CULVER CITY, California — Sen. Cory Booker (D-NJ) rallied a small group of millennial supporters of Hillary Clinton in a Starbucks coffee shop Thursday evening, where he urged those in attendance to use the power of new media to encourage friends to vote in California’s primary on Tuesday.
In a well-received 30-minute stump speech, Booker recalled his football days at Stanford and spoke fondly of his political history as the mayor of Newark before predicting a victory for Clinton in California.
He also warned young voters not to be taken in by presumptive GOP nominee Donald Trump’s “fear-mongering and demagoguery.”
Describing himself as a “millennial trapped in a Gen X-er’s body,” the 47-year-old senator urged his audience to engage friends on social media to get out and vote on Tuesday.
“More powerful than political ads, speeches and rallies are people’s circles of friends,” he said.
At one point, Booker bemoaned the effect of “too much testosterone” in political discourse: “That’s why we desperately need more women in American politics,” he said to applause.

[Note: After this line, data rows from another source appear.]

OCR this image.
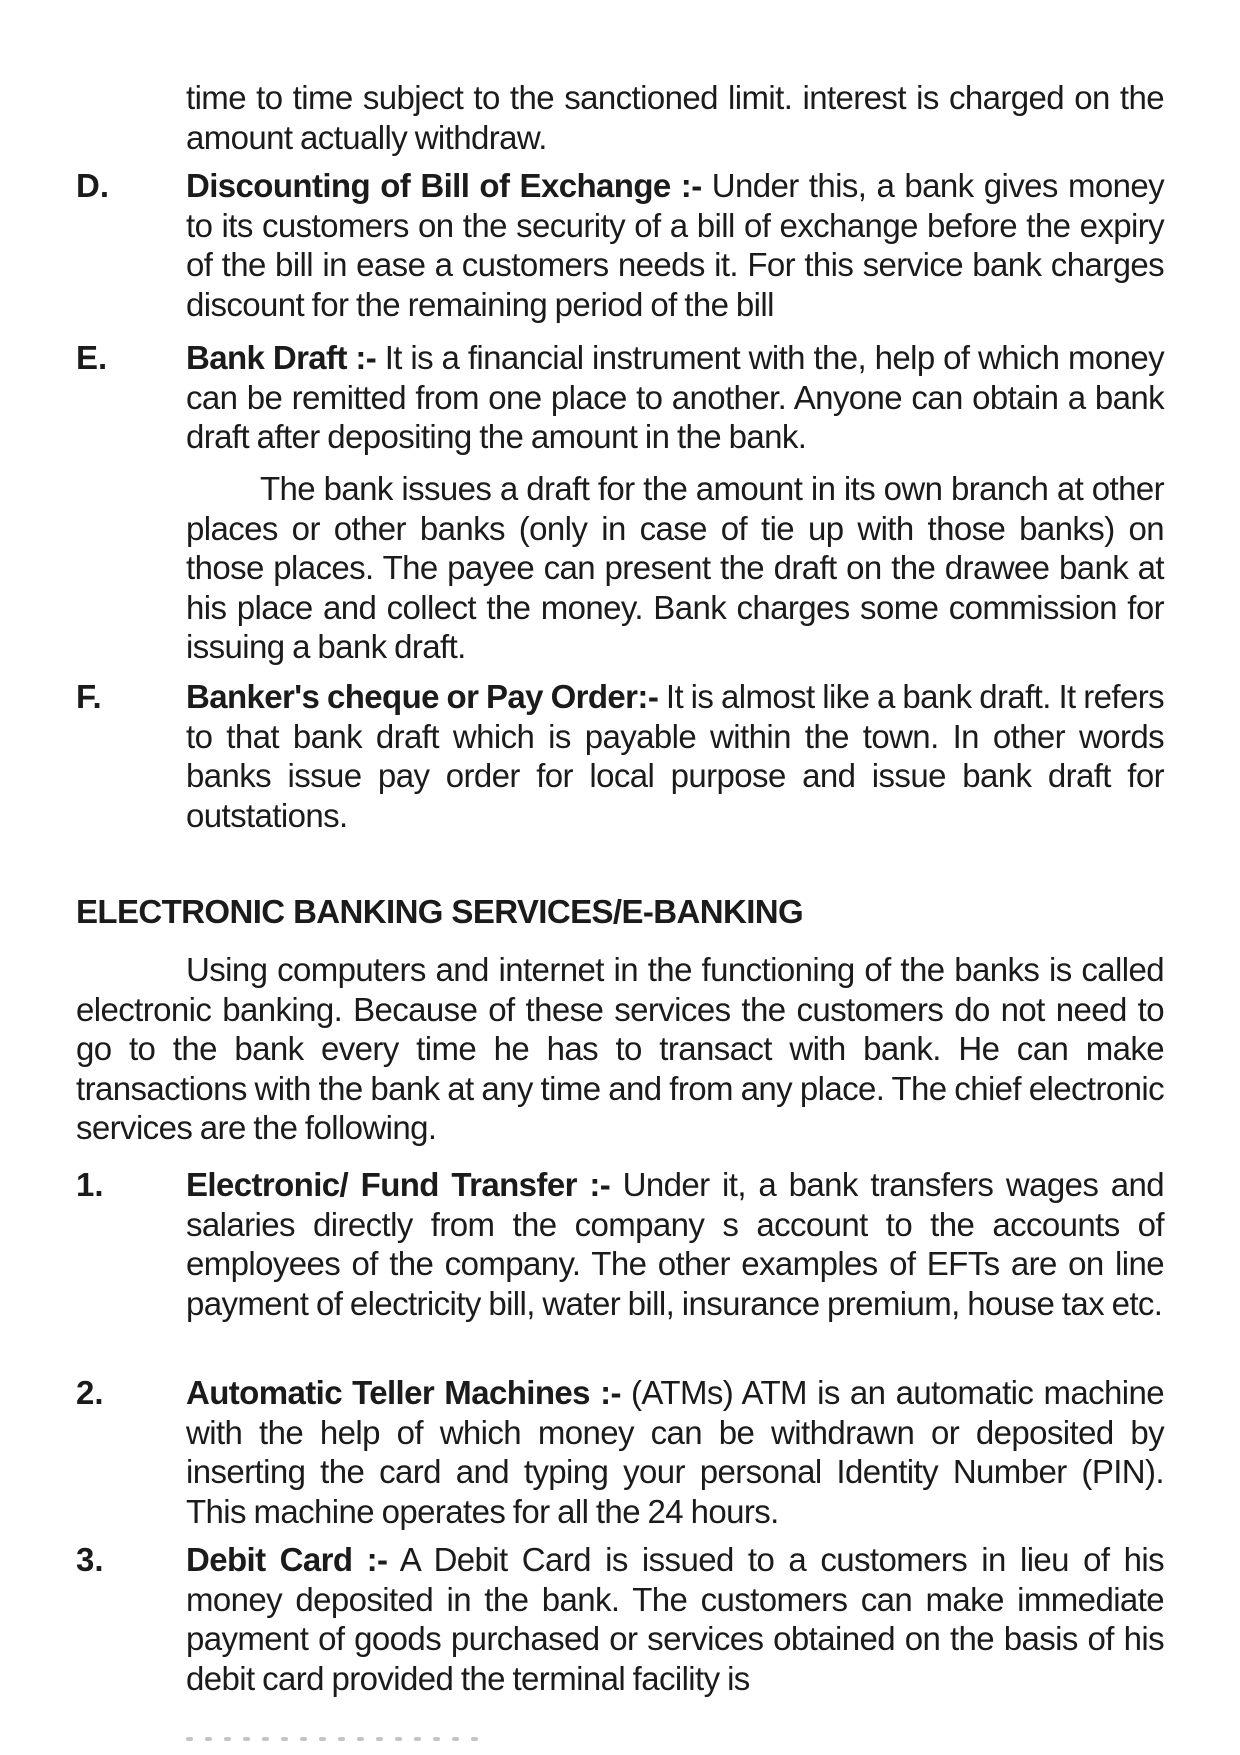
time to time subject to the sanctioned limit. interest is charged on the amount actually withdraw.

D. Discounting of Bill of Exchange :- Under this, a bank gives money to its customers on the security of a bill of exchange before the expiry of the bill in ease a customers needs it. For this service bank charges discount for the remaining period of the bill

E. Bank Draft :- It is a financial instrument with the, help of which money can be remitted from one place to another. Anyone can obtain a bank draft after depositing the amount in the bank.

The bank issues a draft for the amount in its own branch at other places or other banks (only in case of tie up with those banks) on those places. The payee can present the draft on the drawee bank at his place and collect the money. Bank charges some commission for issuing a bank draft.

F.	Banker's cheque or Pay Order:- It is almost like a bank draft. It refers to that bank draft which is payable within the town. In other words banks issue pay order for local purpose and issue bank draft for outstations.

ELECTRONIC BANKING SERVICES/E-BANKING

Using computers and internet in the functioning of the banks is called electronic banking. Because of these services the customers do not need to go to the bank every time he has to transact with bank. He can make transactions with the bank at any time and from any place. The chief electronic services are the following.

1. Electronic/ Fund Transfer :- Under it, a bank transfers wages and salaries directly from the company s account to the accounts of employees of the company. The other examples of EFTs are on line payment of electricity bill, water bill, insurance premium, house tax etc.

2. Automatic Teller Machines :- (ATMs) ATM is an automatic machine with the help of which money can be withdrawn or deposited by inserting the card and typing your personal Identity Number (PIN). This machine operates for all the 24 hours.

3. Debit Card :- A Debit Card is issued to a customers in lieu of his money deposited in the bank. The customers can make immediate payment of goods purchased or services obtained on the basis of his debit card provided the terminal facility is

Booker also warned of the danger of young people sitting out presidential elections, and said the only way to defeat the Republicans in November would be to become active instead of sitting at home in front of a television screen.
“We must be agents of love,” he pleaded.
Earlier Thursday, Booker spoke at an afternoon event for LGBT advocates in Beverly Hills, where he made similar accusations about Trump’s fear-mongering. But few supporters showed up for that event; by comparison, roughly four dozen supporters greeted Booker at the small Culver City Starbucks.

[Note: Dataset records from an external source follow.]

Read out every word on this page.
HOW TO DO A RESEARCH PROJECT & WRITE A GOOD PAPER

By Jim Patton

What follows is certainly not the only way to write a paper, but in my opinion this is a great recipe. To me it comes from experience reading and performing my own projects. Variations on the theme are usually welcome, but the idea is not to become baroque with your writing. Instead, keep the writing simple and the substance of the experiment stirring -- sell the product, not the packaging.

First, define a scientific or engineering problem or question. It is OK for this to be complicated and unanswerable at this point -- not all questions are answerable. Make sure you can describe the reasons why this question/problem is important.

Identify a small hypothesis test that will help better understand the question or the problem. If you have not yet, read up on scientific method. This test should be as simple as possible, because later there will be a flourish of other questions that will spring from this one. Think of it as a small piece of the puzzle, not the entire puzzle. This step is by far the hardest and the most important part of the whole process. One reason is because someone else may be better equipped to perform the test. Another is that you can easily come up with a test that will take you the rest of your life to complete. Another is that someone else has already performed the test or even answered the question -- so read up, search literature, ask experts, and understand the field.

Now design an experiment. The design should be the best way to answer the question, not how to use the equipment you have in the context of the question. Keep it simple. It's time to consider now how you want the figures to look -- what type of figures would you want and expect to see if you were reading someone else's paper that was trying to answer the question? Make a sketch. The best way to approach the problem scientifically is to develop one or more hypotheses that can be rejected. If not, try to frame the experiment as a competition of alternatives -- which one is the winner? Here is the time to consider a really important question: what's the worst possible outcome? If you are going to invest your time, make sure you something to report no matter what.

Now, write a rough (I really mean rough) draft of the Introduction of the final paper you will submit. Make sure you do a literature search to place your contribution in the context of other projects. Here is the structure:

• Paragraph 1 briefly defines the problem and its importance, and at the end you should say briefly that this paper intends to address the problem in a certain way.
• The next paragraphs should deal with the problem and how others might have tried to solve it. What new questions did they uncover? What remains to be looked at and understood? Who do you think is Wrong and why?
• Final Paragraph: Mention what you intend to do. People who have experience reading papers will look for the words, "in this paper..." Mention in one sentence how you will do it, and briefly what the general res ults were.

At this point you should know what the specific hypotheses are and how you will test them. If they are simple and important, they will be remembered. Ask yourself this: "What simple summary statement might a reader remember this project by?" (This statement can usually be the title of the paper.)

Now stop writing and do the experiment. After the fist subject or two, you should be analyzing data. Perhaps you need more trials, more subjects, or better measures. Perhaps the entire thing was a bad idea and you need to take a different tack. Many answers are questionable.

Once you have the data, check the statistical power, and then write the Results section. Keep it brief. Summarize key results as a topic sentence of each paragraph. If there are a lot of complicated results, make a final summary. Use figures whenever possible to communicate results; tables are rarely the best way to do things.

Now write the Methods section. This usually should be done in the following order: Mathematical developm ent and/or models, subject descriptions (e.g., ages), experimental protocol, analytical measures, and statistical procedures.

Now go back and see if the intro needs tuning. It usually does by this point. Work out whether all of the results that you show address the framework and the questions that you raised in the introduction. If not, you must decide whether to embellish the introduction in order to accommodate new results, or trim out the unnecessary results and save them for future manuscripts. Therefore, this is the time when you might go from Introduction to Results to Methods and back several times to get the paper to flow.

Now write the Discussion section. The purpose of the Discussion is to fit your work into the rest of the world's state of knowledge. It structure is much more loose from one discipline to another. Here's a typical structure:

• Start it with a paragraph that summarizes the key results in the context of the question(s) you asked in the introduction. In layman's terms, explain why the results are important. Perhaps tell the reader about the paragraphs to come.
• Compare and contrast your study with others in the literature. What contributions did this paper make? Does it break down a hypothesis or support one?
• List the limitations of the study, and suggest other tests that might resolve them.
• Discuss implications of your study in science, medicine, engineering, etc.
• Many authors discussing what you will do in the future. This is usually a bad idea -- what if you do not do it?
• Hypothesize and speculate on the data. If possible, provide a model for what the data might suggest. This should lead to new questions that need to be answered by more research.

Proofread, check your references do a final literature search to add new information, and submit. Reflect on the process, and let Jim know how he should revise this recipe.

Clinton herself was in San Diego on Thursday, where she repeated a commonly used criticism about Trump’s demeanor.
“It’s not hard to imagine Donald Trump leading us into a war just because somebody got under his very thin skin,” she said.
Clinton is expected to attend more than two dozen events ahead of Tuesday’s critical California primary. Four polls in a row have shown Clinton and her rival, Sen. Bernie Sanders (I-VT), in a statistical dead heat just days from the June 7 primary.